65. Memorandum From the President’s Assistant for National Security Affairs (Allen) to Multiple Recipients1

SUBJECT

  • President’s Opening Statement at Cancun

Important substantive and stylistic changes must be made in the President’s draft opening statement at Cancun. Some suggestions are contained in an attachment to this memo.2

There is one issue, however, that needs to be resolved before further drafting—how the President deals with the issue of Global Negotiations. The State draft raises two questions:

1.
Should the President himself lay down the conditions and thereby link his personal prestige with the issue?
2.
If he does, can he spell out the conditions with sufficient force and detail or will statesmanship require that he soft-pedal the issue? (Notice that in the State draft the President identifies our four conditions only as “considerations”.)

Discussion:

If the President himself lays down the conditions, he sets himself up for one of three possible outcomes. There is only a slim or no chance that the other countries at Cancun will agree to these conditions. They have not done so in New York for the past two years, and many of these countries argue that Cancun does not have the authority to take decisions on specific conditions related to the Global Negotiations (since Cancun is not a universal forum). Hence, three outcomes are likely:

1.
Confrontation if the President spells out the conditions with force and detail and sticks to his conditions.
2.
The appearance of caving in by the U.S. if the President modifies or withdraws his conditions.
3.
Being rolled if the President states the conditions in a highly general way and identifies them only as “considerations”, since other governments will say they have always accepted these conditions and hence are more than willing to return to New York on this basis.

[Page 183]

ALTERNATIVE: An alternative way to state our position at Cancun is as follows:

1.
The President reaffirms his interest in an international dialogue with developing countries, as he has done in his recent development speech.
2.
The President recalls that at Ottawa, the U.S. indicated its readiness to “participate in preparations for a mutually acceptable process of global negotiations in circumstances offering the prospect of meaningful progress.”
3.
In an important sense, the dialogue we seek already exists; Cancun is another step in this process.
4.
The President indicates that he has come to Cancun to exchange views on the substantive issues of development and that he has, in a series of speeches by himself and key Cabinet officials, laid out the vital and specific issues that must be addressed in this discussion and identified the principles and institutions that have achieved the greatest success in dealing with these issues in the past.
5.
The President then notes that the U.S. Government (implying not only Ronald Reagan—see below) has always had reservations about the specific talks in the UN known as Global Negotiations.

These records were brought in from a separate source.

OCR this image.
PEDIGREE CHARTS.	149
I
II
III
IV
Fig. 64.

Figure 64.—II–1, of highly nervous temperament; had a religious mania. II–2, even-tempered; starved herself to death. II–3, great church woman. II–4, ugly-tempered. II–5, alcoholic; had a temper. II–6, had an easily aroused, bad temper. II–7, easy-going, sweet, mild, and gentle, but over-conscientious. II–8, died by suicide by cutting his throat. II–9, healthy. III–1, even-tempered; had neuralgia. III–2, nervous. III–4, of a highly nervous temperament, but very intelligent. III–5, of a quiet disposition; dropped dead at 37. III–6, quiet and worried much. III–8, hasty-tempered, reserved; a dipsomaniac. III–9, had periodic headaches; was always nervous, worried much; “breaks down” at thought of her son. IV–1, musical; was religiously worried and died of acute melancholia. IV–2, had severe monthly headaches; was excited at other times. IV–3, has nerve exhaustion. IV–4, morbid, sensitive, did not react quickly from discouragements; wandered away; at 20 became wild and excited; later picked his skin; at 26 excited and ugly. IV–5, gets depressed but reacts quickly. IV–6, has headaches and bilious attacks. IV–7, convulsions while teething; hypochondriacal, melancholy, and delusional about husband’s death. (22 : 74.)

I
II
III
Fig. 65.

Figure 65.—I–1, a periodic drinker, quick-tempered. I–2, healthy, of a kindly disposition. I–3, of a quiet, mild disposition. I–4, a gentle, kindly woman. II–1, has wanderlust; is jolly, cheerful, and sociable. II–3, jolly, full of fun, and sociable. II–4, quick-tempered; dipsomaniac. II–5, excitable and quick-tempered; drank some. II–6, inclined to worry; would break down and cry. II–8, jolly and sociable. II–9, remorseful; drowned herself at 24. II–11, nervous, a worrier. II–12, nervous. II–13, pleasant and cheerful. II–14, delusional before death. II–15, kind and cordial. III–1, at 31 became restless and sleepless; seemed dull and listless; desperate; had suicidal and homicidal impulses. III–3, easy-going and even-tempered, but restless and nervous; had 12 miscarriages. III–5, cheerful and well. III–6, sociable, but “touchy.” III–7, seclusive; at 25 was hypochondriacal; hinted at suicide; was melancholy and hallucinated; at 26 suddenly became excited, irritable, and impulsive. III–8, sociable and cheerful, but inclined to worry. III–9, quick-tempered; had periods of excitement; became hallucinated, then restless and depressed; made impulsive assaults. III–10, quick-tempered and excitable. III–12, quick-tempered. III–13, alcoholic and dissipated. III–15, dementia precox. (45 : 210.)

U.S. concerns about specific drafting points, etc. therefore are well known. The President avoids listing these conditions but indicates that his officials will be discussing these matters at Cancun and, if necessary, in some informal subministerial follow up contacts after Cancun. The President expresses his hope that heads of government will focus on substance, not procedural matters.
6.
The U.S. delegation distributes in a separate official paper the detailed conditions for a return to preparatory talks. This paper spells out not only the conditions themselves but also point-by-point implementation of these conditions in a draft text of a new agenda and procedures to replace the present von Wechmar text.

Advantages of Alternatives:

1.
By taking a more general approach to the question of conditions, the President avoids staking his personal prestige on highly detailed points or having to state the conditions in watered-down form.
2.
By distributing a highly detailed official paper referred to by the President, the U.S. government makes clear its positions on the issues.
3.
By suggesting that the conditions represent “concerns” of the U.S. government since the passage of Resolution 34/138, the President establishes the continuity of U.S. policies and suggests that these conditions are not new, tough, confrontational policies devised by Ronald Reagan but are long established positions of the U.S. government.
4.
This approach allows discussions about conditions to proceed at Cancun and after but among officials only. The President stays on the high ground of discussing serious issues, yet at the same time does not appear to be stonewalling further talks.
  1. Source: Reagan Library, Edwin Meese Files, Cabinet Council Material, Cancun Summit Meeting 10/21–10/23 Preparation Materials. No classification marking. Sent to Meese, Baker, Deaver, Anderson, Weidenbaum, and Darman.
  2. The suggested changes are attached but not printed. A copy of the State draft of Reagan’s opening remarks at Cancun is in the Reagan Library, Executive Secretariat, NSC Trip File, North-South Economic Summit Cancun Mexico 10/22/1981–10/23/1981.